Still, chia seeds are so small that I seldom use them as road or trail food. Two years ago I wrote about my new favorite here as "Sacha Inchi Seeds." The company that marketed them at that time no longer handles them. However, Sequel Naturals in Vancouver, B.C., now sells them as Savi Seed. I buy them from VitaCost through Amazon and like them a lot (although my usual hiking partner says, "they taste like sawdust"). It takes all types to make a world, and Sequel Naturales says that one ounce of these delicious seeds have 5 grams of carbohydrate, all of which is fiber.
Jerky, whether beef or buffalo or elk or whatever, is another obvious choice for me. But be careful, because many brands have more than the necessary 1 gram of carbs per serving. Paleokits are a special kind of jerky made not only with beef but also with raw macadamia nuts, raw almonds, raw pecans, dried cranberries, and dried strawberries.
Canned fish and seafood is no-carb and very healthy, although it can be a little messy. I usually take sardines, canned tuna, or cannon salmon. Remember to take a plastic fork and napkins for eating them and baggies for storing the remains.
Olives are also potentially messy but carry well without refrigeration.
Organic blueberries are one of our healthiest fruits and also carry well without refrigeration for a day or two.
Hard cheese carries well without refrigeration and usually has no carbs.
Hard-boiled eggs can go a day or two without refrigeration. But be careful: On a road trip last year I ate a hard-boiled egg that I had cooked a couple of days earlier and hadn't kept in a fridge or ice chest. I ended up with one of my worst stomach aches ever.
When we go car-camping rather than hiking or backpacking, it makes sense to get an ice chest. Then, we can take fresh eggs, smoked salmon, Greek yogurt, and just about anything that doesn't have to be frozen.
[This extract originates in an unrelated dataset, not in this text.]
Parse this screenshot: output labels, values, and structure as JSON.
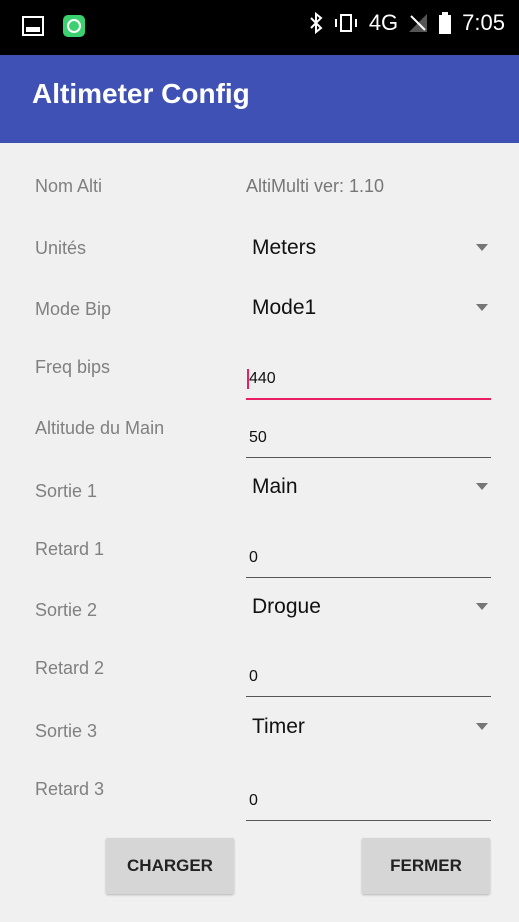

That will give us a greater variety. But even when we limit ourselves on the trail to a few foods, the experience of getting away and out in nature makes it worthwhile to stick with a very low-carb diet.
We don't have to have a great variety of foods all the time. When we are at home we can experiment with dishes that we have to cook and require a bit of cleanup.
I am reminded that John Muir would hike through the Sierra Nevada mountains for weeks at a time on nothing but hardtack and tea. When President Teddy Roosevelt and Muir met in Yosemite in 1903 they ate nothing but hardtack and sardines.
As long as we have these other great road and trail foods, we can even do without the hardtack.